んっ? 植木等って、入歯固定剤の[タフデント]のCMに出ていなかったっけ。

「寄せ豆腐なんていかがですか? ご存知ありません? ウチの近くに売っているんですがね、美味しいんですよ。まあ、適当に見繕ってお持ちしますよ」
このふたりの会話はこのあとも、しばらく続くのであるが、残念ながらネットに乗せるとまずい内容も含まれているので、書けない。しかし、爆笑ものの会話だったことを付け加えておく。それ以外にも植木等は私と、さまざまな会話をする中で、やはり公にすると、ひょっとしてまずい内容のものもあった。大事を取ってそれらは書けない。それが一番面白いのだが・・・。

―――どうやら、今回の芝居、大入りのようですね。
「うん、おかげさまでね、大入りなんだよ。中日劇場としても、この一年の中では唯一の黒字興業なんだって。一年の赤を、この一月で取り返すんだって」
―――8月の堺正章との公演も、随分とお客さんが入っていましたね。
「あれもね、黒字だったって。マチャアキが演ると、明治座は毎回黒字になるってね。去年もそうだったし、その前のは・・・」
―――その前のは、植木さんは、ご出演なさらなかったですよね」
「そうそう、そうだった。あのときは、ちょっと売上が落ちたなんて言ってたね」
―――去年のも今年のも、明治座での堺さんの舞台は拝見したのですが、面白かったですね。何か新しい喜劇の道が開けていくような気がしましたよ」
「うん、脚本がよく出来てたでしょ。何回も直してもらったからね」
―――堺さんと多岐川裕美が夢の中で道行をするシーンで、女形の竜虎さんが、邪魔をするギャグ、面白かったですね。
「うん、新内を使ったところね。マチャアキが蛇の目傘を出して、多岐川裕美と相合傘しようとすると、竜虎が傘を奪っちゃう。するとマチャアキが一回り小さな傘を着物の裾から出してきて、それをまた竜虎が奪うと、さらに小さな傘、小さな傘って、最後は楊枝くらいのを出す。あれは傑作だったな」

        植木等は、実に真面目な人物である。納得がいかないと、とことん直しが入るらしい。今年の明治座でも、稽古に入ってからも堺正章と植木等でアレコレ細かい直しが入ったらしい。しかも、興業が始まったある日のこと、私は楽屋に出前を持っていって、ある光景を目撃した。昼の部がハネて、舞台から役者が楽屋に戻ってくるところだった。植木等が中心となって堺正章以下、主なキャストと「あそこは、こうした方がいい」といった内容の会話を真剣な顔して話し合っていた。しかも、それがもう千秋楽一週間前の話である。その時点で直しが入るとは、私には信じられない話である。

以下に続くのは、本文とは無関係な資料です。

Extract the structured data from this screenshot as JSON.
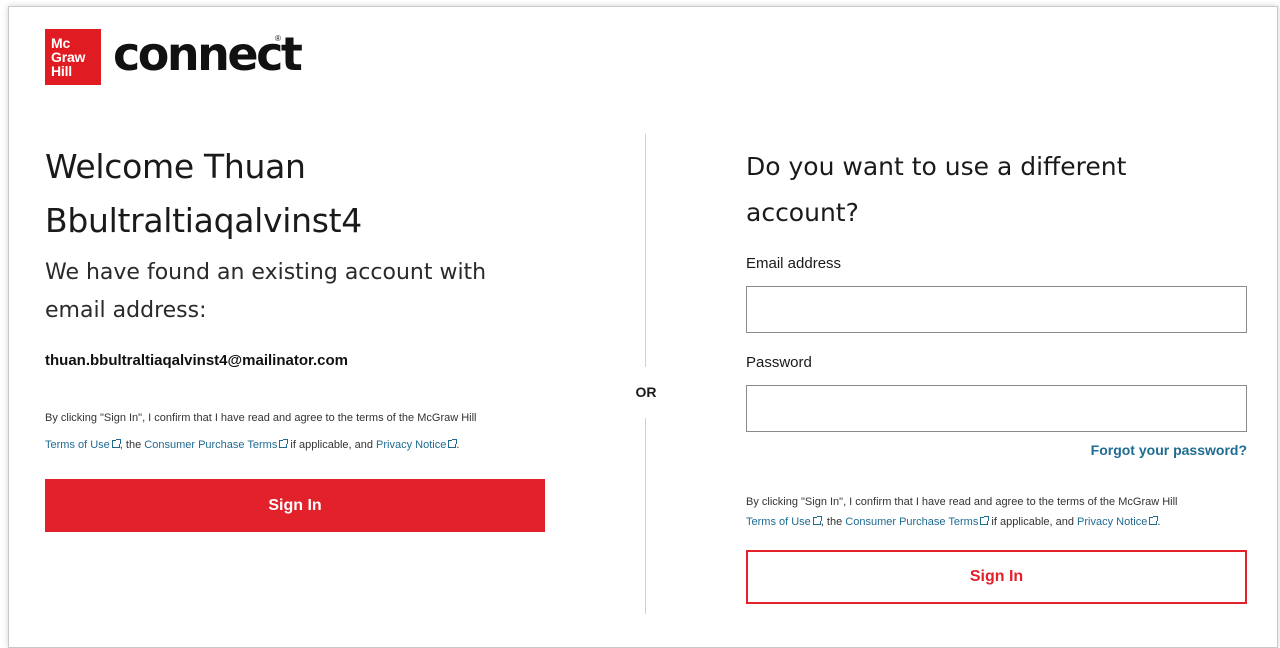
{
  "logo": {
    "line1": "Mc",
    "line2": "Graw",
    "line3": "Hill",
    "brand": "connect",
    "reg": "®"
  },
  "left": {
    "welcome_line1": "Welcome Thuan",
    "welcome_line2": "Bbultraltiaqalvinst4",
    "found_text": "We have found an existing account with email address:",
    "email": "thuan.bbultraltiaqalvinst4@mailinator.com",
    "terms_intro": "By clicking \"Sign In\", I confirm that I have read and agree to the terms of the McGraw Hill",
    "terms_of_use": "Terms of Use",
    "terms_sep1": ", the",
    "consumer_terms": "Consumer Purchase Terms",
    "terms_sep2": "if applicable, and",
    "privacy": "Privacy Notice",
    "terms_end": ".",
    "sign_in": "Sign In"
  },
  "divider": {
    "or": "OR"
  },
  "right": {
    "title": "Do you want to use a different account?",
    "email_label": "Email address",
    "password_label": "Password",
    "forgot": "Forgot your password?",
    "terms_intro": "By clicking \"Sign In\", I confirm that I have read and agree to the terms of the McGraw Hill",
    "terms_of_use": "Terms of Use",
    "terms_sep1": ", the",
    "consumer_terms": "Consumer Purchase Terms",
    "terms_sep2": "if applicable, and",
    "privacy": "Privacy Notice",
    "terms_end": ".",
    "sign_in": "Sign In"
  },
  "colors": {
    "brand_red": "#e3212b",
    "link_blue": "#1f6b92"
  }
}
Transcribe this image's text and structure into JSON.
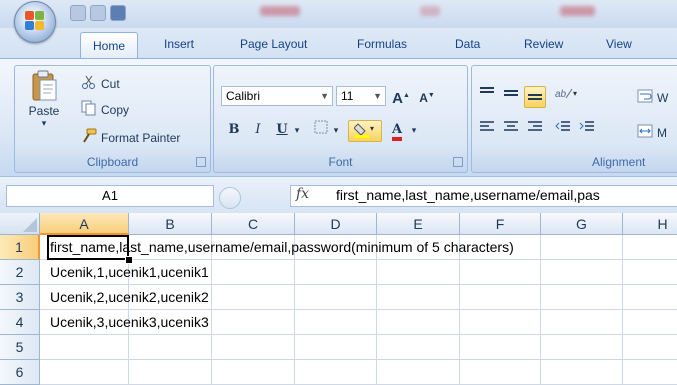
{
  "ribbon_tabs": [
    "Home",
    "Insert",
    "Page Layout",
    "Formulas",
    "Data",
    "Review",
    "View"
  ],
  "clipboard": {
    "paste_label": "Paste",
    "cut_label": "Cut",
    "copy_label": "Copy",
    "format_painter_label": "Format Painter",
    "group_label": "Clipboard"
  },
  "font": {
    "name": "Calibri",
    "size": "11",
    "group_label": "Font",
    "bold": "B",
    "italic": "I",
    "underline": "U",
    "grow": "A",
    "shrink": "A",
    "color": "A"
  },
  "alignment": {
    "group_label": "Alignment",
    "wrap_label": "W",
    "merge_label": "M"
  },
  "formula_bar": {
    "name_box": "A1",
    "fx": "fx",
    "content": "first_name,last_name,username/email,pas"
  },
  "sheet": {
    "columns": [
      "A",
      "B",
      "C",
      "D",
      "E",
      "F",
      "G",
      "H"
    ],
    "rows": [
      "1",
      "2",
      "3",
      "4",
      "5",
      "6"
    ],
    "row_text": [
      "first_name,last_name,username/email,password(minimum of 5 characters)",
      "Ucenik,1,ucenik1,ucenik1",
      "Ucenik,2,ucenik2,ucenik2",
      "Ucenik,3,ucenik3,ucenik3",
      "",
      ""
    ]
  },
  "colors": {
    "accent": "#15428b",
    "selected_header": "#f8ce7b",
    "ribbon": "#dce8f6"
  },
  "icons": [
    "office-button-icon",
    "save-icon",
    "undo-icon",
    "redo-icon",
    "paste-icon",
    "cut-icon",
    "copy-icon",
    "format-painter-icon",
    "fill-color-icon",
    "wrap-text-icon",
    "merge-icon"
  ]
}
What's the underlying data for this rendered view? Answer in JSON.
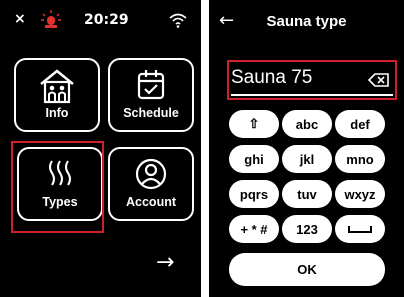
{
  "home": {
    "status": {
      "close_glyph": "×",
      "time": "20:29",
      "alert_icon": "alarm-light-icon",
      "wifi_icon": "wifi-icon"
    },
    "tiles": [
      {
        "label": "Info",
        "icon": "sauna-house-icon"
      },
      {
        "label": "Schedule",
        "icon": "calendar-check-icon"
      },
      {
        "label": "Types",
        "icon": "steam-icon"
      },
      {
        "label": "Account",
        "icon": "user-circle-icon"
      }
    ],
    "next_glyph": "→",
    "highlight_color": "#d0202a"
  },
  "keyboard_screen": {
    "back_glyph": "←",
    "title": "Sauna type",
    "input_value": "Sauna 75",
    "backspace_icon": "backspace-icon",
    "keys": [
      "⇧",
      "abc",
      "def",
      "ghi",
      "jkl",
      "mno",
      "pqrs",
      "tuv",
      "wxyz",
      "+ * #",
      "123",
      "space"
    ],
    "ok_label": "OK"
  }
}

        誰が挨拶に入ってきたときだか忘れてしまったのだが、その人が、こんなことを言った。
「きのう、突然セリフが変更になっちゃいましたが、憶えられましたか?」
「ああ、大丈夫、大丈夫。しかしなあ、あれでいいかなあ」
初日前日にセリフ変更なんてことは、こういう舞台ではありがちなのだろうが、とことん、いいものを作ろうという姿勢が感じられる。実は、この日、芝居がハネたあと、石見さんと飲みに行く約束をしていたのだが、待ち合わせの場所に1時間待っても現れない。どうしたのかと携帯に電話すると、植木さんからの[ダメ押し]が入って、いつ終わるかわからないとのことだった。

        中日劇場の制作の人がプログラムを数十冊持って現れる。
「プログラムができましたので、どうぞお使いください。評判は人によってピンからキリまでですが」
しばらくプログラムを眺めていた植木等、顔を上げると、
「こりゃ、キリの方だな」と言って、「ふわっはっはっは」と笑った。

        続々と鉢植えの花が届けられる。マネージャーさんが楽屋に次々と運び込む。
「これは誰からのだ?」
「谷啓さんからです」
「おう、谷か。それじやあ、そこに置いてくれ」
「これは桜井センリさんから」
「センリか。それじゃあ、それは谷の隣に」
と、ひとつひとつ、置く位置を指図していく。

―――凄い数の鉢植えですね。置き切れないないですよね
「やはり今年、大阪の舞台に出ていたときね、終わって、東京に持って帰るのは大変だなあと思っていたんだよ。そしたら、翌月に石見がその劇場に出るっていうんだ。よかったら置いていってくれっていうものだから、そっくりあげちゃったの。そしたら石見の狭い楽屋いっぱいになっちゃって、足の踏み場がなくなっちゃったって。ひゃっはっはっっは」

        そういえば、石見さんはどうしたのだろう。私はかれこれ30分以上植木等の楽屋にいる。植木等と話をしているのは、実に楽しいのだが、そろそろ舞台へ立つ準備もあるのではないか。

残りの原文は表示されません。